SPRINGFIELD – U.S. Senate Majority Whip Dick Durbin (D-IL) today spoke with Acting Food and Drug Administration (FDA) Commissioner Janet Woodcock to receive an update on yesterday’s announcement that FDA has rejected millions of e-cigarette applications for failing to show a public health benefit, but would delay a final decision on whether or not e-cigarette top sellers – like JUUL – can remain on the market. Durbin pressed Woodcock for swift action on JUUL and other flavored e-cigarette products that dominate the market and have ignited the youth vaping epidemic.

“I’m glad the agency is making progress in rejecting e-cigarettes that flagrantly targeted kids.  But FDA is missing the moment with yet another needless delay.  By failing to act on the largest e-cigarettes manufacturers who ignited the youth vaping epidemic, FDA’s announcement yesterday was largely a symbolic undertaking. Every day we wait for FDA decisions, more children get hooked,” Durbin said.
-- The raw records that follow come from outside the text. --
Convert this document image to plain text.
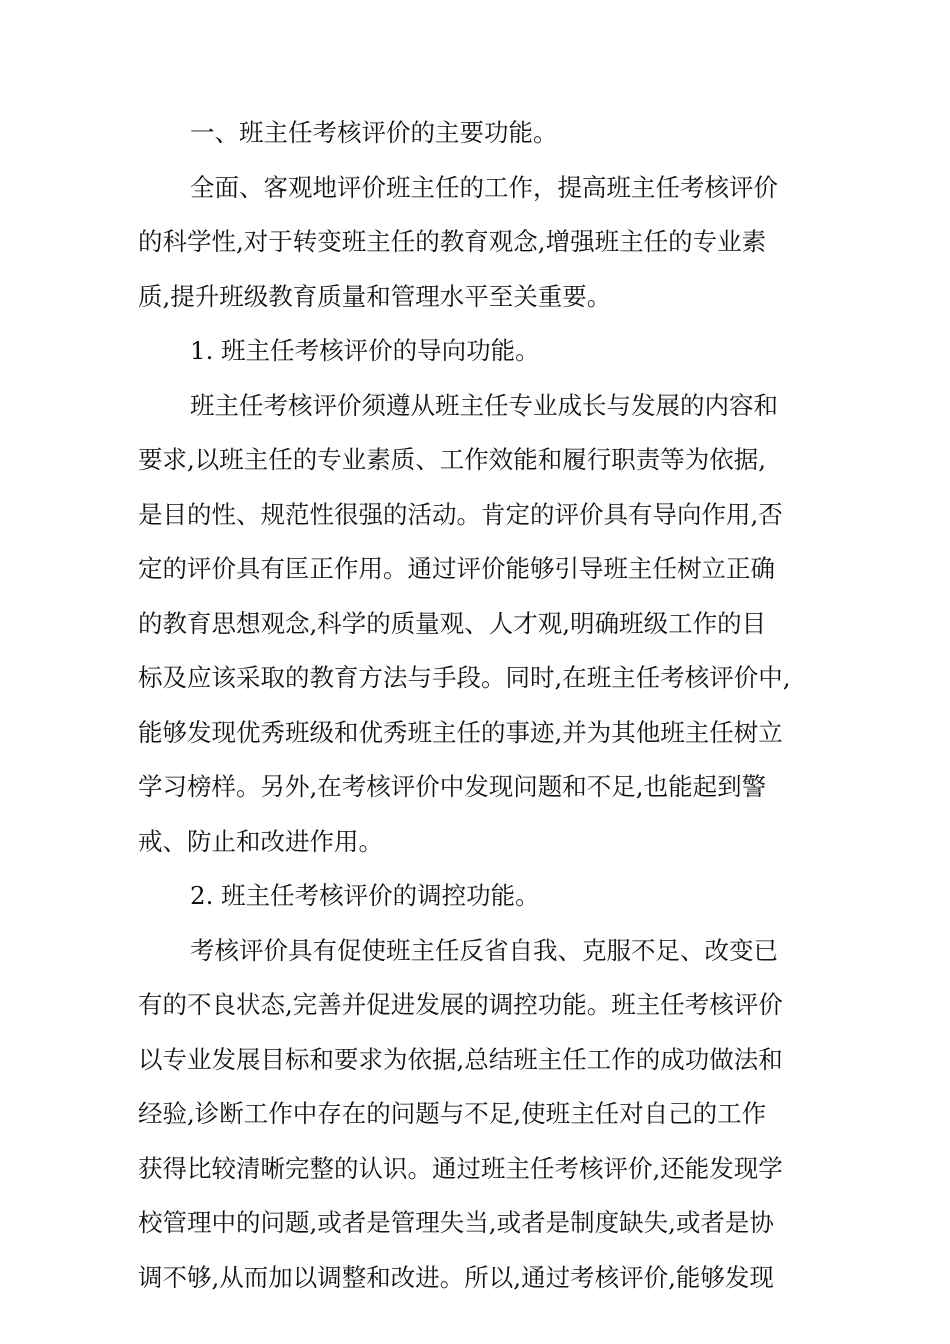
一、班主任考核评价的主要功能。
全面、客观地评价班主任的工作，提高班主任考核评价
的科学性,对于转变班主任的教育观念,增强班主任的专业素
质,提升班级教育质量和管理水平至关重要。
1. 班主任考核评价的导向功能。
班主任考核评价须遵从班主任专业成长与发展的内容和
要求,以班主任的专业素质、工作效能和履行职责等为依据,
是目的性、规范性很强的活动。肯定的评价具有导向作用,否
定的评价具有匡正作用。通过评价能够引导班主任树立正确
的教育思想观念,科学的质量观、人才观,明确班级工作的目
标及应该采取的教育方法与手段。同时,在班主任考核评价中,
能够发现优秀班级和优秀班主任的事迹,并为其他班主任树立
学习榜样。另外,在考核评价中发现问题和不足,也能起到警
戒、防止和改进作用。
2. 班主任考核评价的调控功能。
考核评价具有促使班主任反省自我、克服不足、改变已
有的不良状态,完善并促进发展的调控功能。班主任考核评价
以专业发展目标和要求为依据,总结班主任工作的成功做法和
经验,诊断工作中存在的问题与不足,使班主任对自己的工作
获得比较清晰完整的认识。通过班主任考核评价,还能发现学
校管理中的问题,或者是管理失当,或者是制度缺失,或者是协
调不够,从而加以调整和改进。所以,通过考核评价,能够发现
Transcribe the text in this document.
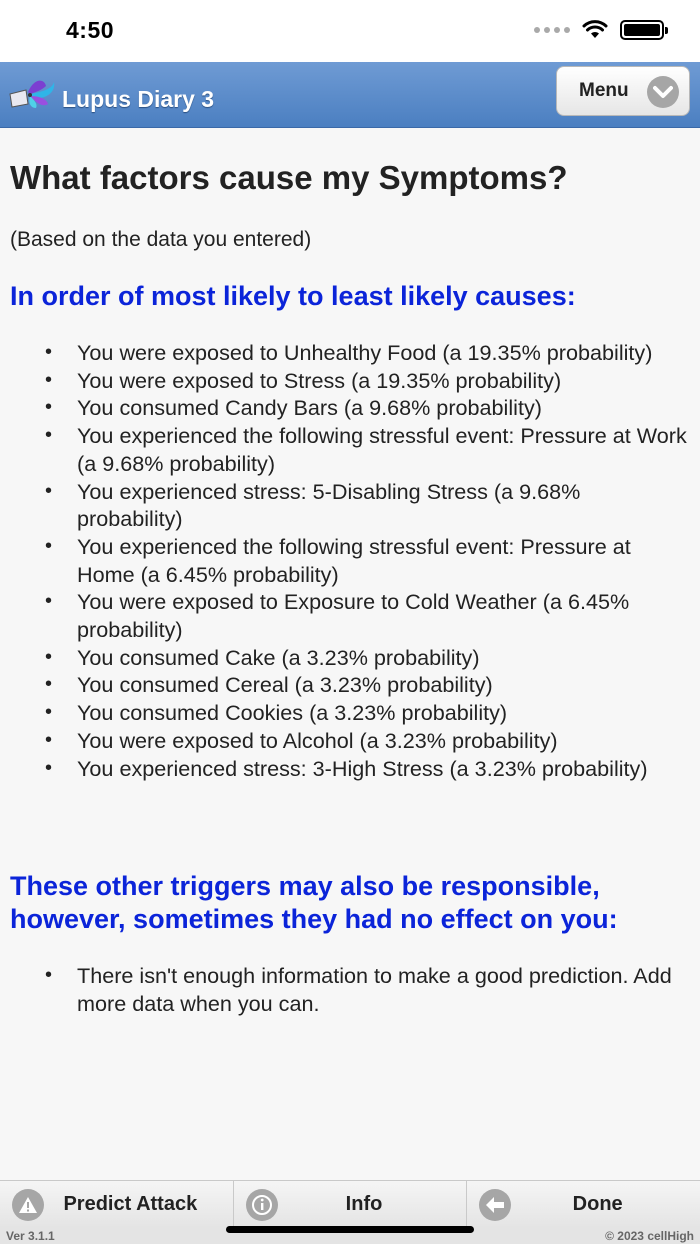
4:50
Lupus Diary 3	Menu
What factors cause my Symptoms?

(Based on the data you entered)

In order of most likely to least likely causes:
• You were exposed to Unhealthy Food (a 19.35% probability)
• You were exposed to Stress (a 19.35% probability)
• You consumed Candy Bars (a 9.68% probability)
• You experienced the following stressful event: Pressure at Work (a 9.68% probability)
• You experienced stress: 5-Disabling Stress (a 9.68% probability)
• You experienced the following stressful event: Pressure at Home (a 6.45% probability)
• You were exposed to Exposure to Cold Weather (a 6.45% probability)
• You consumed Cake (a 3.23% probability)
• You consumed Cereal (a 3.23% probability)
• You consumed Cookies (a 3.23% probability)
• You were exposed to Alcohol (a 3.23% probability)
• You experienced stress: 3-High Stress (a 3.23% probability)
These other triggers may also be responsible, however, sometimes they had no effect on you:
• There isn't enough information to make a good prediction. Add more data when you can.
Predict Attack	Info	Done
Ver 3.1.1	© 2023 cellHigh
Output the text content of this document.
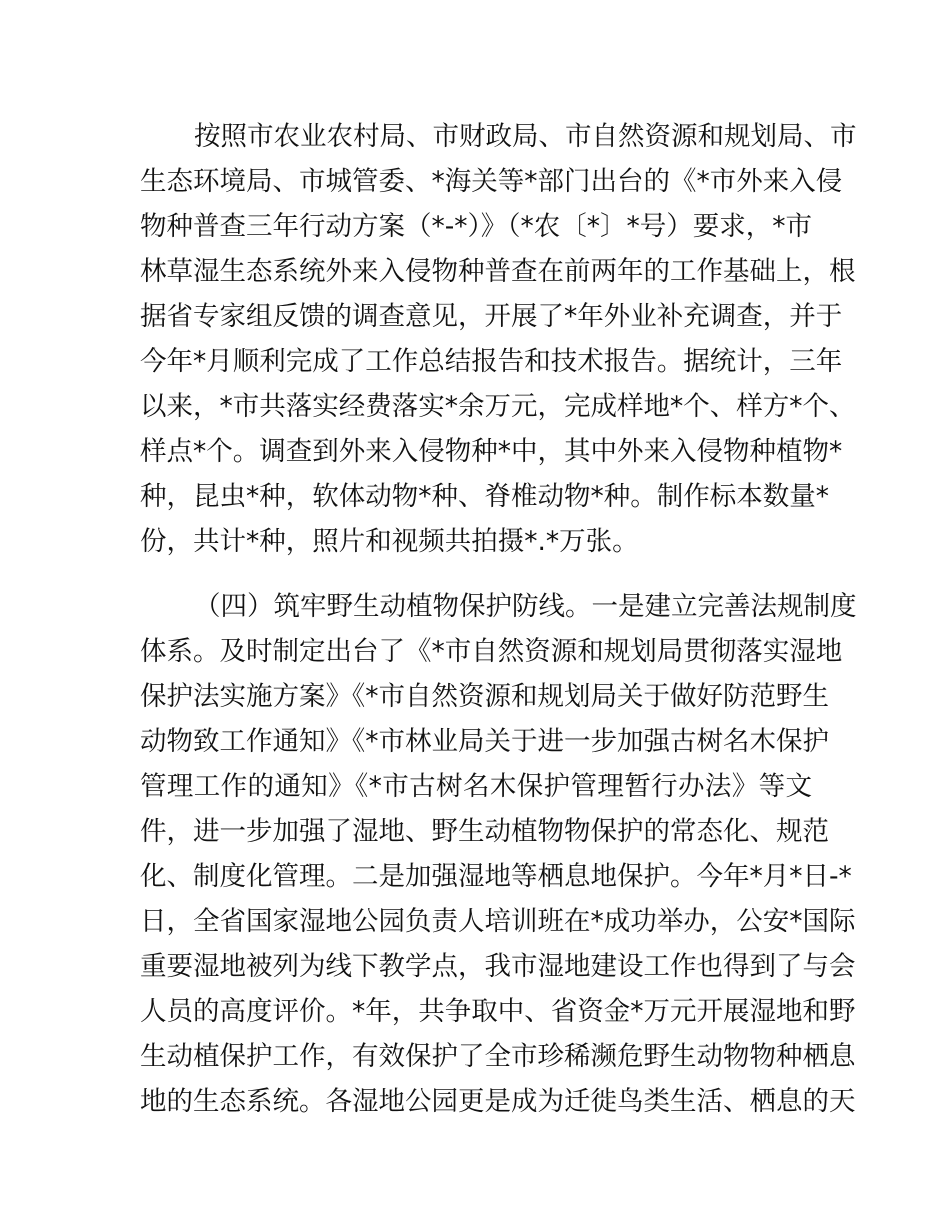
按照市农业农村局、市财政局、市自然资源和规划局、市
生态环境局、市城管委、*海关等*部门出台的《*市外来入侵
物种普查三年行动方案（*-*）》（*农〔*〕*号）要求，*市
林草湿生态系统外来入侵物种普查在前两年的工作基础上，根
据省专家组反馈的调查意见，开展了*年外业补充调查，并于
今年*月顺利完成了工作总结报告和技术报告。据统计，三年
以来，*市共落实经费落实*余万元，完成样地*个、样方*个、
样点*个。调查到外来入侵物种*中，其中外来入侵物种植物*
种，昆虫*种，软体动物*种、脊椎动物*种。制作标本数量*
份，共计*种，照片和视频共拍摄*.*万张。
（四）筑牢野生动植物保护防线。一是建立完善法规制度
体系。及时制定出台了《*市自然资源和规划局贯彻落实湿地
保护法实施方案》《*市自然资源和规划局关于做好防范野生
动物致工作通知》《*市林业局关于进一步加强古树名木保护
管理工作的通知》《*市古树名木保护管理暂行办法》等文
件，进一步加强了湿地、野生动植物物保护的常态化、规范
化、制度化管理。二是加强湿地等栖息地保护。今年*月*日-*
日，全省国家湿地公园负责人培训班在*成功举办，公安*国际
重要湿地被列为线下教学点，我市湿地建设工作也得到了与会
人员的高度评价。*年，共争取中、省资金*万元开展湿地和野
生动植保护工作，有效保护了全市珍稀濒危野生动物物种栖息
地的生态系统。各湿地公园更是成为迁徙鸟类生活、栖息的天
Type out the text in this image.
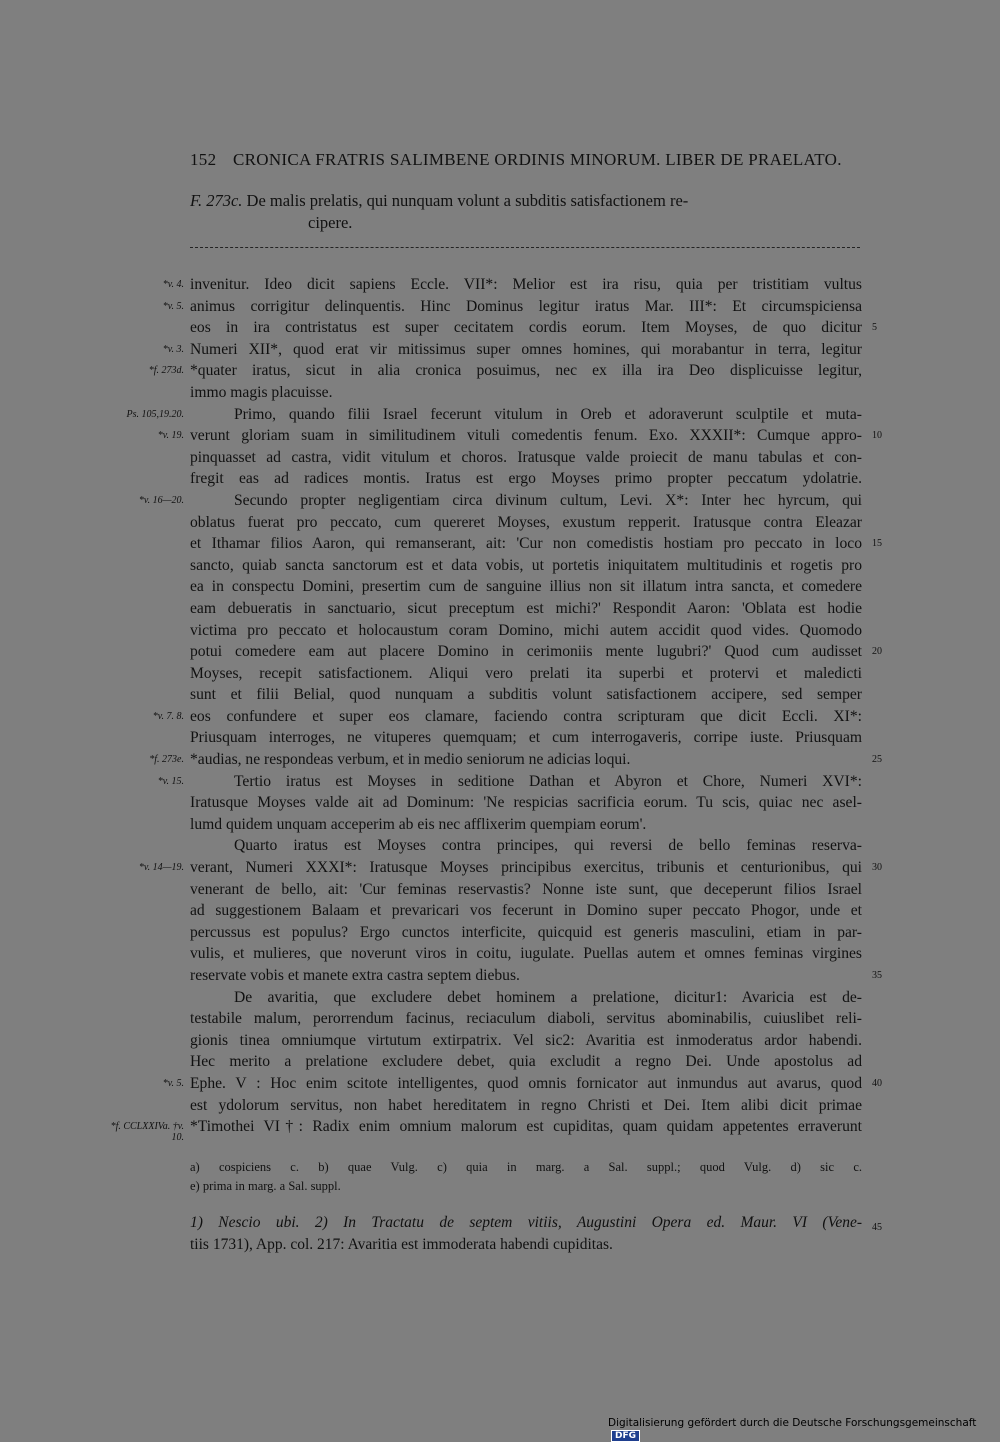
152 CRONICA FRATRIS SALIMBENE ORDINIS MINORUM. LIBER DE PRAELATO.
F. 273c. De malis prelatis, qui nunquam volunt a subditis satisfactionem re-
cipere.
invenitur. Ideo dicit sapiens Eccle. VII*: Melior est ira risu, quia per tristitiam vultus
*v. 4.
animus corrigitur delinquentis. Hinc Dominus legitur iratus Mar. III*: Et circumspiciensa
*v. 5.
eos in ira contristatus est super cecitatem cordis eorum. Item Moyses, de quo dicitur 5
Numeri XII*, quod erat vir mitissimus super omnes homines, qui morabantur in terra, legitur
*v. 3.
*quater iratus, sicut in alia cronica posuimus, nec ex illa ira Deo displicuisse legitur,
*f. 273d.
immo magis placuisse.
Primo, quando filii Israel fecerunt vitulum in Oreb et adoraverunt sculptile et muta-
Ps. 105,19.20.
verunt gloriam suam in similitudinem vituli comedentis fenum. Exo. XXXII*: Cumque appro-
*v. 19.	10
pinquasset ad castra, vidit vitulum et choros. Iratusque valde proiecit de manu tabulas et con-
fregit eas ad radices montis. Iratus est ergo Moyses primo propter peccatum ydolatrie.
Secundo propter negligentiam circa divinum cultum, Levi. X*: Inter hec hyrcum, qui
*v. 16—20.
oblatus fuerat pro peccato, cum quereret Moyses, exustum repperit. Iratusque contra Eleazar
et Ithamar filios Aaron, qui remanserant, ait: 'Cur non comedistis hostiam pro peccato in loco 15
sancto, quiab sancta sanctorum est et data vobis, ut portetis iniquitatem multitudinis et rogetis pro
ea in conspectu Domini, presertim cum de sanguine illius non sit illatum intra sancta, et comedere
eam debueratis in sanctuario, sicut preceptum est michi?' Respondit Aaron: 'Oblata est hodie
victima pro peccato et holocaustum coram Domino, michi autem accidit quod vides. Quomodo
potui comedere eam aut placere Domino in cerimoniis mente lugubri?' Quod cum audisset 20
Moyses, recepit satisfactionem. Aliqui vero prelati ita superbi et protervi et maledicti
sunt et filii Belial, quod nunquam a subditis volunt satisfactionem accipere, sed semper
eos confundere et super eos clamare, faciendo contra scripturam que dicit Eccli. XI*:
*v. 7. 8.
Priusquam interroges, ne vituperes quemquam; et cum interrogaveris, corripe iuste. Priusquam
*audias, ne respondeas verbum, et in medio seniorum ne adicias loqui.
*f. 273e.	25
Tertio iratus est Moyses in seditione Dathan et Abyron et Chore, Numeri XVI*:
*v. 15.
Iratusque Moyses valde ait ad Dominum: 'Ne respicias sacrificia eorum. Tu scis, quiac nec asel-
lumd quidem unquam acceperim ab eis nec afflixerim quempiam eorum'.
Quarto iratus est Moyses contra principes, qui reversi de bello feminas reserva-
verant, Numeri XXXI*: Iratusque Moyses principibus exercitus, tribunis et centurionibus, qui
*v. 14—19.	30
venerant de bello, ait: 'Cur feminas reservastis? Nonne iste sunt, que deceperunt filios Israel
ad suggestionem Balaam et prevaricari vos fecerunt in Domino super peccato Phogor, unde et
percussus est populus? Ergo cunctos interficite, quicquid est generis masculini, etiam in par-
vulis, et mulieres, que noverunt viros in coitu, iugulate. Puellas autem et omnes feminas virgines
reservate vobis et manete extra castra septem diebus.	35
De avaritia, que excludere debet hominem a prelatione, dicitur1: Avaricia est de-
testabile malum, perorrendum facinus, reciaculum diaboli, servitus abominabilis, cuiuslibet reli-
gionis tinea omniumque virtutum extirpatrix. Vel sic2: Avaritia est inmoderatus ardor habendi.
Hec merito a prelatione excludere debet, quia excludit a regno Dei. Unde apostolus ad
Ephe. V : Hoc enim scitote intelligentes, quod omnis fornicator aut inmundus aut avarus, quod
*v. 5.	40
est ydolorum servitus, non habet hereditatem in regno Christi et Dei. Item alibi dicit primae
*Timothei VI†: Radix enim omnium malorum est cupiditas, quam quidam appetentes erraverunt
*f. CCLXXIVa. †v. 10.
a) cospiciens c. b) quae Vulg. c) quia in marg. a Sal. suppl.; quod Vulg. d) sic c.
e) prima in marg. a Sal. suppl.
1) Nescio ubi. 2) In Tractatu de septem vitiis, Augustini Opera ed. Maur. VI (Vene- 45
tiis 1731), App. col. 217: Avaritia est immoderata habendi cupiditas.
Digitalisierung gefördert durch die Deutsche Forschungsgemeinschaft DFG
Facing a court-ordered deadline to complete review of e-cigarette applications by September 9, FDA yesterday provided a public “status update” on its progress with pre-market tobacco product applications (PMTAs).  FDA indicated it has reviewed and rejected 93 percent of the e-cigarette products so far—representing six million vaping products—and that it has not approved any products.  The remaining seven percent of applications include JUUL, Vuse, NJoy, and other flavored products that hold the largest market shares and are most popular with kids. Presently, an estimated 20 percent of high school students use e-cigarettes, compared to four percent of adults.

In July, Durbin and Congressional colleagues introduced the Resources to Prevent Youth Vaping Act, which would hold e-cigarette companies accountable for the youth vaping crisis by requiring e-cigarette manufacturers to pay user fees to the FDA. These fees would provide the agency with additional resources to conduct stronger oversight of the e-cigarette industry and increase awareness of the danger of e-cigarettes. In June, Durbin testified at a House Oversight and Government Reform Subcommittee on Economic and Consumer Policy hearing focused on the role of FDA in regulating e-cigarette products.

In October 2020, Durbin urged the FDA to strongly enforce its own regulations to protect kids from addictive e-cigarettes by publishing a list of products that submitted premarket tobacco product applications (PMTAs), and remove products that did not submit PMTAs.

In 2019, Durbin and U.S. Senator Lisa Murkowski (R-AK) introduced bipartisan, bicameral legislation to crack down on kid-friendly flavorings in highly-addictive e-cigarettes and cigars.  The Stopping Appealing Flavors in E-Cigarettes for Kids (SAFE Kids) Act would place strong restrictions on e-cigarette flavorings and ban cigar flavorings altogether.

For decades, Durbin has led Congressional efforts to investigate and regulate tobacco products, especially vaping and other e-cigarette devices.  In 2019, Durbin sent a series of letters to JUUL and Altria – which bought a majority stake in JUUL – about its marketing practices and product popularity amongst America’s youth.